Another reason this downgrade from Argus may not matter so much is that the downgrade was on valuation after a strong run-up in the stock. In short, the stock reached the Argus price target of $39.
Argus did say that Oracle is at risk from smaller and faster cloud services specialists like Salesforce.com Inc. (NYSE: CRM). What the firm was more concerned with was a potential vulnerability of Oracle’s core database software offerings. The report said”
It is unclear whether the company can protect, let alone expand, both its software and hardware businesses as enterprises move away from the data center and toward cloud-based solutions. We are lowering our FY14 EPS estimate to $2.90 from $2.93 as Oracle’s fiscal 3Q14 results came in $0.03 below our estimate. We are maintaining our FY15 forecast at $3.13.

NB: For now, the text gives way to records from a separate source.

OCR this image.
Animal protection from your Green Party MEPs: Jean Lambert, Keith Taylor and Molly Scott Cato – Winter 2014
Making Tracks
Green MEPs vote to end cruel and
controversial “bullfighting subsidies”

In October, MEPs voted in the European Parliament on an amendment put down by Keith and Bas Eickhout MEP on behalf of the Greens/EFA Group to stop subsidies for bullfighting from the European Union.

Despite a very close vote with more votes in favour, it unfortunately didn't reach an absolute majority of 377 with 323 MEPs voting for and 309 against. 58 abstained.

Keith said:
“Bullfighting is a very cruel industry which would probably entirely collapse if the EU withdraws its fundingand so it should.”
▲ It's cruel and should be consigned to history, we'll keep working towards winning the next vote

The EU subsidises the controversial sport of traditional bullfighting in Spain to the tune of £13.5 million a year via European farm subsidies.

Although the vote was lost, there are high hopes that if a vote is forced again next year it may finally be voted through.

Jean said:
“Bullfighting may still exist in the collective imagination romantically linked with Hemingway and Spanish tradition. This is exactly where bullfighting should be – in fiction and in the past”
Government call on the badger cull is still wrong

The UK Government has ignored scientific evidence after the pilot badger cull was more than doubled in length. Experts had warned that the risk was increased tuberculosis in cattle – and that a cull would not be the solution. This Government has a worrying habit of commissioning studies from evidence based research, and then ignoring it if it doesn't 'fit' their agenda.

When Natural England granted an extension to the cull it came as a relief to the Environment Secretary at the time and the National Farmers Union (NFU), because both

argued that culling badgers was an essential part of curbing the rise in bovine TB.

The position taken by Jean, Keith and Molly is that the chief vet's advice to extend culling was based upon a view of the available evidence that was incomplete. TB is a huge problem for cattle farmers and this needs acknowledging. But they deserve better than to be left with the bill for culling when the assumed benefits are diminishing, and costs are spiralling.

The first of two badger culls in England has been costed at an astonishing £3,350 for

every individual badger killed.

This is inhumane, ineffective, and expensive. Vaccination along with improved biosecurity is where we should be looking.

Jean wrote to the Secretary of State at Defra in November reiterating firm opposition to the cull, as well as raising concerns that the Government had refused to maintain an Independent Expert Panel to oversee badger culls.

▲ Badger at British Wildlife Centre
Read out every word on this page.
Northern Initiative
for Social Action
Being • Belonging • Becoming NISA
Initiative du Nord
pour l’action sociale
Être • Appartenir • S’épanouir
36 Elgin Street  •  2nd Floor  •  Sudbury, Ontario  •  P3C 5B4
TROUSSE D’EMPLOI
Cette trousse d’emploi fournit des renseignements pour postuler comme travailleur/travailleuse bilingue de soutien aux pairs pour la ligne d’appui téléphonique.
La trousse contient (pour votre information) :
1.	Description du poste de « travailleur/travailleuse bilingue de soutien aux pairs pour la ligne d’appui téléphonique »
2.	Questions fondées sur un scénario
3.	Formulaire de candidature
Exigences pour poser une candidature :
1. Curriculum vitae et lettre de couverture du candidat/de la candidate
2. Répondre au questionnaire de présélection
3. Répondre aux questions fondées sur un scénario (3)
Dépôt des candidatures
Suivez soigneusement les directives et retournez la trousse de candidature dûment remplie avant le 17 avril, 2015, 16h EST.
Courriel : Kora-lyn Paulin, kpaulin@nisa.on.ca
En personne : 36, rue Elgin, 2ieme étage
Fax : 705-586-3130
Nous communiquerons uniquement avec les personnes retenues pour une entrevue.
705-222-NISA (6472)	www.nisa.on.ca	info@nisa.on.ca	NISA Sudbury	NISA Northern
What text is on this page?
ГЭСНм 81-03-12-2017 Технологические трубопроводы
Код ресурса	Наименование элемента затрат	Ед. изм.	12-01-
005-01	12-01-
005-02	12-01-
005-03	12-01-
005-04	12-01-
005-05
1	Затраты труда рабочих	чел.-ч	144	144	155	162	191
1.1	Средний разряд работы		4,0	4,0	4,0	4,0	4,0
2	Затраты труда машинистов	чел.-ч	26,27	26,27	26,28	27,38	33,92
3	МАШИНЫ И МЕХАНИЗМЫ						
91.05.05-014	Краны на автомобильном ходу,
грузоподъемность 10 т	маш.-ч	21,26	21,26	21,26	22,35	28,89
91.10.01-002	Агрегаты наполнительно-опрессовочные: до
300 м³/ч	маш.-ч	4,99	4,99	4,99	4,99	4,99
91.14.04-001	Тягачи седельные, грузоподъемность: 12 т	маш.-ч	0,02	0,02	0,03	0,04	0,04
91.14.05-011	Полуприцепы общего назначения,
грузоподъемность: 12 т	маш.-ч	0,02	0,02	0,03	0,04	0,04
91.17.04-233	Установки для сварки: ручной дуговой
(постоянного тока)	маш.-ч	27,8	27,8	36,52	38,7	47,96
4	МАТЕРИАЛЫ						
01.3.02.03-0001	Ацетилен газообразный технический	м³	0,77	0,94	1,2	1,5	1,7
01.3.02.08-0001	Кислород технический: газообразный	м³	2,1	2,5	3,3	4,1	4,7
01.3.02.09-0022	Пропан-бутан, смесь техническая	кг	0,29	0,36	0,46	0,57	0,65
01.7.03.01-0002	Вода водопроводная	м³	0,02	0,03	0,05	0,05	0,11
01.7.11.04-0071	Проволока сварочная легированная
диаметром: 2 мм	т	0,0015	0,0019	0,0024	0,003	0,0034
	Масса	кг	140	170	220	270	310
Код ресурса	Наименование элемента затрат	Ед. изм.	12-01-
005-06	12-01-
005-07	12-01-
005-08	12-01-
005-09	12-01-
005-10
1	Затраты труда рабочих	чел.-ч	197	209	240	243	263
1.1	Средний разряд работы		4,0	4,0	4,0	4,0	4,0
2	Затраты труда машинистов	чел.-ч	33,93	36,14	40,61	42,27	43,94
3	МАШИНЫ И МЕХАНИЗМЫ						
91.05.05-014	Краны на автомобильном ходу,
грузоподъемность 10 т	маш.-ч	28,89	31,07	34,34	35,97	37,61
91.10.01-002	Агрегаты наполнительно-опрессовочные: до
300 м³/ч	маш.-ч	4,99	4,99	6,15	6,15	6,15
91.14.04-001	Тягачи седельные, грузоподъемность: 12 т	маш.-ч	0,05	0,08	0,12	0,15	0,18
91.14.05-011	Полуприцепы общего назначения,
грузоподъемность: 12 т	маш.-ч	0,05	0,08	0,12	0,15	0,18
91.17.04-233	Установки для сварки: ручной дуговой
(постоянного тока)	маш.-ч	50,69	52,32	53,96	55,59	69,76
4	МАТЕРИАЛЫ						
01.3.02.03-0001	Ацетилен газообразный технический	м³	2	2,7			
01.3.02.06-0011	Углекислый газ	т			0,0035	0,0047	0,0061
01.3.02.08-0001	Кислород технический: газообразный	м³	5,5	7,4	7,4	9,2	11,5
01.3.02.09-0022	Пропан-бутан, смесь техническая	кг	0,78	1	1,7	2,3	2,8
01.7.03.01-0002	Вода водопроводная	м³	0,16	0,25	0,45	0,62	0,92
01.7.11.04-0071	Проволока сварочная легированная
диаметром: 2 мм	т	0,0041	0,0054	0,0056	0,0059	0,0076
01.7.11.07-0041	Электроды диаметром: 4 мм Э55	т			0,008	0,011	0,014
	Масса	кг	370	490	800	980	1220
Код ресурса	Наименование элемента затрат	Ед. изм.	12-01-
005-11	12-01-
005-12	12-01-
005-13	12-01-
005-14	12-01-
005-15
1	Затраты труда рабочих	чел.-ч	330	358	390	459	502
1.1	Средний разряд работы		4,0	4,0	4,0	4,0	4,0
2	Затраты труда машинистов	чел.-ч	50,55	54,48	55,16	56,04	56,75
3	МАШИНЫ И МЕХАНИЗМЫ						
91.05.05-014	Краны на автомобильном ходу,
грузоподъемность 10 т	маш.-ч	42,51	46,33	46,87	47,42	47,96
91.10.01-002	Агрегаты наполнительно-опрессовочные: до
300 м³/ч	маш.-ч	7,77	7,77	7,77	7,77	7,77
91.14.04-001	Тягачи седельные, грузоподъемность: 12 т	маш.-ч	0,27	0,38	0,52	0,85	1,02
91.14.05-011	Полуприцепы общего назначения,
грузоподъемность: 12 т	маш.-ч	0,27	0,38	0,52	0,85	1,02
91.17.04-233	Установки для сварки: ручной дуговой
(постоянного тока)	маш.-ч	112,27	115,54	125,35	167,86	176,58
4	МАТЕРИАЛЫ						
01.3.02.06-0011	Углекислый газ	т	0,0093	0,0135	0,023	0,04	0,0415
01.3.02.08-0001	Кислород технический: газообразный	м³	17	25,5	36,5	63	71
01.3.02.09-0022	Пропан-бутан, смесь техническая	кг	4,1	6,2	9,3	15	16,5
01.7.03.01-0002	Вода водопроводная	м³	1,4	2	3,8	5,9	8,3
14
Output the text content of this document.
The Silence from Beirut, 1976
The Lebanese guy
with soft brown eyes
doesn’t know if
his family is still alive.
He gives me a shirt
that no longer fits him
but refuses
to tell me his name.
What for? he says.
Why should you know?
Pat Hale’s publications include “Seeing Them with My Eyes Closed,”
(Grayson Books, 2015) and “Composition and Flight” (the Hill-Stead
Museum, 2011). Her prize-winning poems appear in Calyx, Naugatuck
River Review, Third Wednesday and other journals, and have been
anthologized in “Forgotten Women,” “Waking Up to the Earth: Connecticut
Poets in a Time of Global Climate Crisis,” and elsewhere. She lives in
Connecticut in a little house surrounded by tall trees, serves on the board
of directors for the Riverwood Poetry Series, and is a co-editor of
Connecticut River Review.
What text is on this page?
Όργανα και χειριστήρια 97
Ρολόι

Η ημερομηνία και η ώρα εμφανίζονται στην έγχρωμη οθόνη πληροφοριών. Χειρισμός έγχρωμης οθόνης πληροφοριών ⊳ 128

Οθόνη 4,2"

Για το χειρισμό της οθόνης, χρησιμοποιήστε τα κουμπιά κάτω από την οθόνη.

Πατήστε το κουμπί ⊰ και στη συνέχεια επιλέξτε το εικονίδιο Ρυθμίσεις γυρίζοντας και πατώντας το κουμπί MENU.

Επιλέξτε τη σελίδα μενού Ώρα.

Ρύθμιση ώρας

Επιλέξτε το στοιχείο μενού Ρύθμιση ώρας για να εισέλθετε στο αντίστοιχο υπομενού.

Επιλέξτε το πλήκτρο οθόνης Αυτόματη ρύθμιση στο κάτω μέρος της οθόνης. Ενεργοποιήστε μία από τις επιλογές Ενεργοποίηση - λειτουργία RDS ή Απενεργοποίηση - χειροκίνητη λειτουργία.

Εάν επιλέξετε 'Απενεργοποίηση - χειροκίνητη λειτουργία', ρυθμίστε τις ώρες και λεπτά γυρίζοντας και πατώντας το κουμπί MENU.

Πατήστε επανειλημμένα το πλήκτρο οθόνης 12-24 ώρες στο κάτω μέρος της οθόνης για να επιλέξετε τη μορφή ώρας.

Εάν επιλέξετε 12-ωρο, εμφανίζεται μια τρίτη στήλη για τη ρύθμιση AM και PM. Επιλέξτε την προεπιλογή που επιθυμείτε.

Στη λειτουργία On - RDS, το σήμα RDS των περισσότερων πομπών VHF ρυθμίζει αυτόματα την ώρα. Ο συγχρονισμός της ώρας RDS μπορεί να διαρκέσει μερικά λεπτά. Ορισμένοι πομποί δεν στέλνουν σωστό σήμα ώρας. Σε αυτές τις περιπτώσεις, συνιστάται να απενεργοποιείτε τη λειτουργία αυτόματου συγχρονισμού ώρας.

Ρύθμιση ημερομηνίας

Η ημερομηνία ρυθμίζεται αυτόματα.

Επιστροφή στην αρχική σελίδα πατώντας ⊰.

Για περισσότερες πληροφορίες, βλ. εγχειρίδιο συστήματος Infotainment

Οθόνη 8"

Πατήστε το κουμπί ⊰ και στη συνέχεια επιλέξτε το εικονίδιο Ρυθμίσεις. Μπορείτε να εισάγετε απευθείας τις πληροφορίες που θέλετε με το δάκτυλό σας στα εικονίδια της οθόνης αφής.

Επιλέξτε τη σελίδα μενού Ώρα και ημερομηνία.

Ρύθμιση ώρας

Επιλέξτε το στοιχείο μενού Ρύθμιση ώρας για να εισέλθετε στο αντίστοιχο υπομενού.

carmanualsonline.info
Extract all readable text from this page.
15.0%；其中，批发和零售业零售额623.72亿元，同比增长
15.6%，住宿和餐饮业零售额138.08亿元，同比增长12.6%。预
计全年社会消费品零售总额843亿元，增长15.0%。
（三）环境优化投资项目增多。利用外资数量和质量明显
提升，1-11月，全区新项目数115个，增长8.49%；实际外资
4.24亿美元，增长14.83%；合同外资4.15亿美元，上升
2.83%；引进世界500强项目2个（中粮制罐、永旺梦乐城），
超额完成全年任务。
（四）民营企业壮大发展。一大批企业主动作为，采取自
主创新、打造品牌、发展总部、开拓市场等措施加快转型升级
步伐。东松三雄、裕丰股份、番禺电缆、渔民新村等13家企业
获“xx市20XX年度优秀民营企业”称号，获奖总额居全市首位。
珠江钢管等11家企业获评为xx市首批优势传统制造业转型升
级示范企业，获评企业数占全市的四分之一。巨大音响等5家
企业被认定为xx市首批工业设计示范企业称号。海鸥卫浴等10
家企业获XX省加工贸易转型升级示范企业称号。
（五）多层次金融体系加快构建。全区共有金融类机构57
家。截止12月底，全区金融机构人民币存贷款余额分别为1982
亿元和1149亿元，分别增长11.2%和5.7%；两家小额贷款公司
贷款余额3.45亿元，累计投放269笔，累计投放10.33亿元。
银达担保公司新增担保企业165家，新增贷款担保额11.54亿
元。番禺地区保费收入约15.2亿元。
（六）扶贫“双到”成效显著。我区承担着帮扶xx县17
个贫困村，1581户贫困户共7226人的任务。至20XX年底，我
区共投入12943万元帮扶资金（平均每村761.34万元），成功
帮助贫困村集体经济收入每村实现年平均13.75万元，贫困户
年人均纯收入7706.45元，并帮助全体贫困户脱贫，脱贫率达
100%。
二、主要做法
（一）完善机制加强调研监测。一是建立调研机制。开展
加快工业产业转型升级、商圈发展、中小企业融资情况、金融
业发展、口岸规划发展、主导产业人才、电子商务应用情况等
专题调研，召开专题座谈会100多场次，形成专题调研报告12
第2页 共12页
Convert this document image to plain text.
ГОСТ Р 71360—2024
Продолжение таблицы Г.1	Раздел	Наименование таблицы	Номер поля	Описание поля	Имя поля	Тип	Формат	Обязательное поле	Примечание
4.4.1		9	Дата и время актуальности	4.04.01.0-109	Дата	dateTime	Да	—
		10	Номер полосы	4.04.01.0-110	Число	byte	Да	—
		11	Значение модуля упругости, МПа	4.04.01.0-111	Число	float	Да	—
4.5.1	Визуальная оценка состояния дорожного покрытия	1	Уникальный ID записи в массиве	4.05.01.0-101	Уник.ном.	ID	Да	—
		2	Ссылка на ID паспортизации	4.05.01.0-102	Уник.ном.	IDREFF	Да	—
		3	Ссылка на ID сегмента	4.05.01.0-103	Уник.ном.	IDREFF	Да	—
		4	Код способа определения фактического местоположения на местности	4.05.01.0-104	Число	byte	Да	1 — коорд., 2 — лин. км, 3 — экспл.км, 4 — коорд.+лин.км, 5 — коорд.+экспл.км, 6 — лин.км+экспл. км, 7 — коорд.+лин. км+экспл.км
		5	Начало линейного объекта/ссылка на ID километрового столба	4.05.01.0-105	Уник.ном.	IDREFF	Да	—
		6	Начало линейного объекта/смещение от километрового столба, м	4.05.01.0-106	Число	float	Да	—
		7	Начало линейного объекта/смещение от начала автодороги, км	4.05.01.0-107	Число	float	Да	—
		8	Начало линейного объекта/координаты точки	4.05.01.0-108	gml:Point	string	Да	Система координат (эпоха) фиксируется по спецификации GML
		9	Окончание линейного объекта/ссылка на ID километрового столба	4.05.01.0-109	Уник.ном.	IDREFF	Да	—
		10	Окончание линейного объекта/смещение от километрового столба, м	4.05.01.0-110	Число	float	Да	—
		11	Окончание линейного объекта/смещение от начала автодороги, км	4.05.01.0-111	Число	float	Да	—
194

Argus is looking for Oracle to grow its earnings by 10% annually over the next five years. Still, the firm lowered its long-term rating to Hold from Buy as well. Other analyst calls seen on Thursday were as follows:
- Canaccord Genuity said, “Respectable but unexceptional quarter against fairly easy comparisons.”
- Citigroup maintained its Buy rating, but raised its price target to $44 from $39.
- Credit Suisse maintained its Outperform rating with a $40 price target, and it remained on the firm’s Focus list. Its outlook was that Oracle stands to benefit from several drivers during 2014 and into 2015.
- FBR Capital Markets said that Oracle came up short in license revenues, but accelerated booking in the SaaS business. This speaks to its sales force expansion and move to the cloud to drive growth in the 12 to 18 months. The firm believes the company is headed in the right direction.
- Jefferies maintained its Hold rating but raised its target price to $38 from $37.
- Merrill Lynch maintained its Buy rating and $44 price target. The firm said, “We view this pullback as a buying opportunity. Cloud bookings grew 60%+ (Fusion apps grew triple digits), and 30%+ organic, including 65 seven or eight figure deals.”
- Morningstar maintained its Hold rating.
- Oppenheimer maintained a Perform rating, citing execution risk and less model predictability.
- S&P Capital IQ maintained its Hold rating.
- Stifel Nicolaus maintained its Buy rating on Oracle, and actually adjusted its price target up to $43 from $40 in the call.
- Zacks maintained its Zacks Rank #4 (Sell) rating, based on no dividend hike depicted and competition from Microsoft, IBM, and others.
After about 90 minutes of trading, Oracle shares were down only two cents to $38.52.